Genau diese Fragen stellte ich einer Sozialarbeiterin und sie erklärte mir folgendes (ist allgemein und bezieht sich nicht auf die Kultur der Quechua):

Die Frauen können natürlich Anzeige erstatten bei der Polizei und diese Verbrechen werden laut Gesetz auch „hart“ bestraft. ABER: Auf wen treffen sie bei der Polizei mit allergrösster Wahrscheinlichkeit?? Natürlich auf männliche Polizisten und die sympathisieren oft mit den Männern. Die Frauen bekommen somit von dieser Seite meistens keine wirkliche Hilfe. 

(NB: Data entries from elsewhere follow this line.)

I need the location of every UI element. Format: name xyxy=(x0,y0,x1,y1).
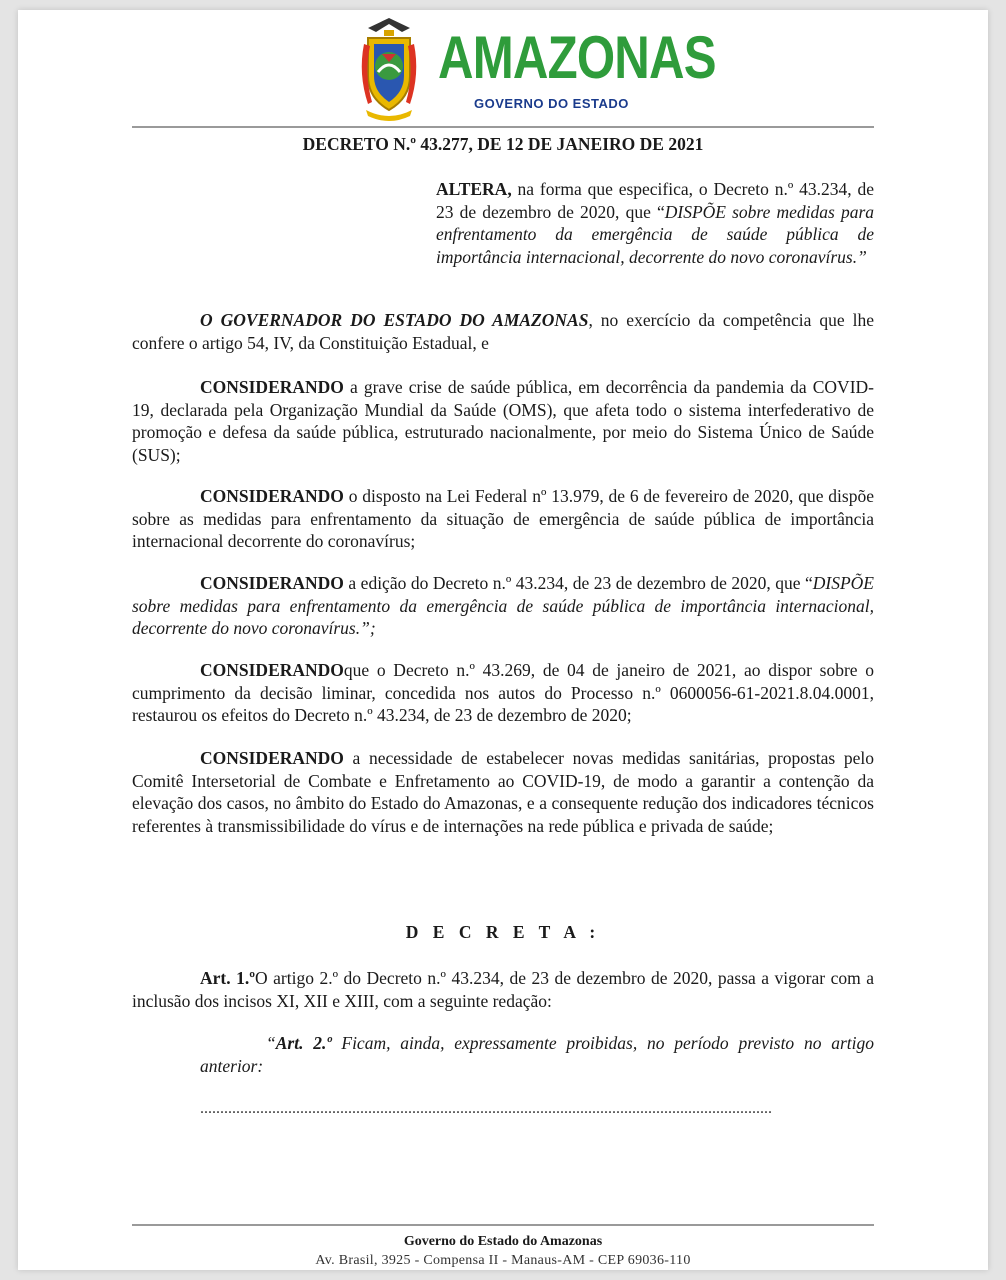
considerando-text: a necessidade de estabelecer novas medidas sanitárias, propostas pelo Comitê Intersetorial de Combate e Enfretamento ao COVID-19, de modo a garantir a contenção da elevação dos casos, no âmbito do Estado do Amazonas, e a consequente redução dos indicadores técnicos referentes à transmissibilidade do vírus e de internações na rede pública e privada de saúde; xyxy=(132,748,874,836)
considerando-text: a edição do Decreto n.º 43.234, de 23 de dezembro de 2020, que “ xyxy=(343,573,813,593)
considerando-lead: CONSIDERANDO xyxy=(200,748,344,768)
considerando-paragraph xyxy=(132,485,874,553)
quoted-article xyxy=(200,1032,874,1077)
quoted-article-lead: Art. 2.º xyxy=(275,1033,332,1053)
considerando-lead: CONSIDERANDO xyxy=(200,486,344,506)
header-divider xyxy=(132,126,874,128)
article-lead: Art. 1.º xyxy=(200,968,256,988)
preamble-text: , no exercício da competência que lhe confere o artigo 54, IV, da Constituição Estadual, e xyxy=(132,310,874,353)
article-paragraph xyxy=(132,967,874,1012)
considerando-text: que o Decreto n.º 43.269, de 04 de janeiro de 2021, ao dispor sobre o cumprimento da decisão liminar, concedida nos autos do Processo n.º 0600056-61-2021.8.04.0001, restaurou os efeitos do Decreto n.º 43.234, de 23 de dezembro de 2020; xyxy=(132,660,874,725)
document-page xyxy=(18,10,988,1270)
decreta-heading: D E C R E T A : xyxy=(405,922,601,942)
considerando-paragraph xyxy=(132,376,874,466)
considerando-quote: DISPÕE sobre medidas para enfrentamento da emergência de saúde pública de importância internacional, decorrente do novo coronavírus.”; xyxy=(132,573,874,638)
brand-title: AMAZONAS xyxy=(438,24,716,91)
footer-address: Av. Brasil, 3925 - Compensa II - Manaus-AM - CEP 69036-110 xyxy=(315,1253,691,1268)
considerando-text: o disposto na Lei Federal nº 13.979, de 6 de fevereiro de 2020, que dispõe sobre as medidas para enfrentamento da situação de emergência de saúde pública de importância internacional decorrente do coronavírus; xyxy=(132,486,874,551)
considerando-lead: CONSIDERANDO xyxy=(200,660,344,680)
brand-subtitle: GOVERNO DO ESTADO xyxy=(474,96,629,111)
considerando-lead: CONSIDERANDO xyxy=(200,377,344,397)
amazonas-coat-of-arms-icon xyxy=(354,14,424,124)
dotted-continuation: ............................................................................................................................................... xyxy=(200,1100,772,1117)
footer-title: Governo do Estado do Amazonas xyxy=(403,1234,603,1249)
quoted-article-text: Ficam, ainda, expressamente proibidas, no período previsto no artigo anterior: xyxy=(200,1033,875,1076)
quote-open: “ xyxy=(266,1033,276,1053)
considerando-paragraph xyxy=(132,747,874,837)
preamble-paragraph xyxy=(132,309,874,354)
footer-divider xyxy=(132,1224,874,1226)
considerando-paragraph xyxy=(132,572,874,640)
ementa-text: na forma que especifica, o Decreto n.º 43.234, de 23 de dezembro de 2020, que “ xyxy=(436,179,874,222)
considerando-text: a grave crise de saúde pública, em decorrência da pandemia da COVID-19, declarada pela Organização Mundial da Saúde (OMS), que afeta todo o sistema interfederativo de promoção e defesa da saúde pública, estruturado nacionalmente, por meio do Sistema Único de Saúde (SUS); xyxy=(132,377,874,465)
decree-title: DECRETO N.º 43.277, DE 12 DE JANEIRO DE 2021 xyxy=(302,134,704,154)
ementa-lead: ALTERA, xyxy=(436,179,512,199)
decree-ementa xyxy=(436,178,874,268)
article-text: O artigo 2.º do Decreto n.º 43.234, de 23 de dezembro de 2020, passa a vigorar com a inclusão dos incisos XI, XII e XIII, com a seguinte redação: xyxy=(132,968,874,1011)
considerando-lead: CONSIDERANDO xyxy=(200,573,344,593)
considerando-paragraph xyxy=(132,659,874,727)
preamble-lead: O GOVERNADOR DO ESTADO DO AMAZONAS xyxy=(200,310,589,330)
ementa-quote: DISPÕE sobre medidas para enfrentamento da emergência de saúde pública de importância internacional, decorrente do novo coronavírus.” xyxy=(436,201,875,267)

Es gibt in Potosí zwei Häuser, die so etwas wie Frauenhäuser sind. Allerdings sind diese Häuser bekannt. Der Mann kann also einfach dort auftauchen und seine Frau „gewaltsam“ wieder nach Hause holen. Das andere Problem ist, dass die Frau sich nur ein paar Wochen in diesen Häusern aufhalten darf und danach wieder auf die Strasse gestellt wird. Da viele Frauen die Schule oft vorzeitig verlassen, früh Kinder bekommen und keinen Beruf erlernt haben, sind sie nicht wirklich in der Lage, für sich und die Kinder zu sorgen. Sie sind  also quasi auf ihren Mann angewiesen und gezwungen, wieder zu ihm zurück zu kehren. 

Auch ist es gut möglich, dass die „Flucht“ der Frau Schande über ihren Mann und die gesamte Familie bringt. Und das ist ein nicht ganz unrelevanter Punkt, den es zu bedenken gilt in einer Kultur die stark auf Beziehungen basiert.

Und zum Schluss noch ein „interessantes“ Detail: Egal was man verbrochen hat oder wie viele Leute man ermordet hat, die maximale Gefängnisstrafe beträgt 30 Jahre. Mit den richtigen Beziehungen lässt sich aber auch diese Zeit verkürzen.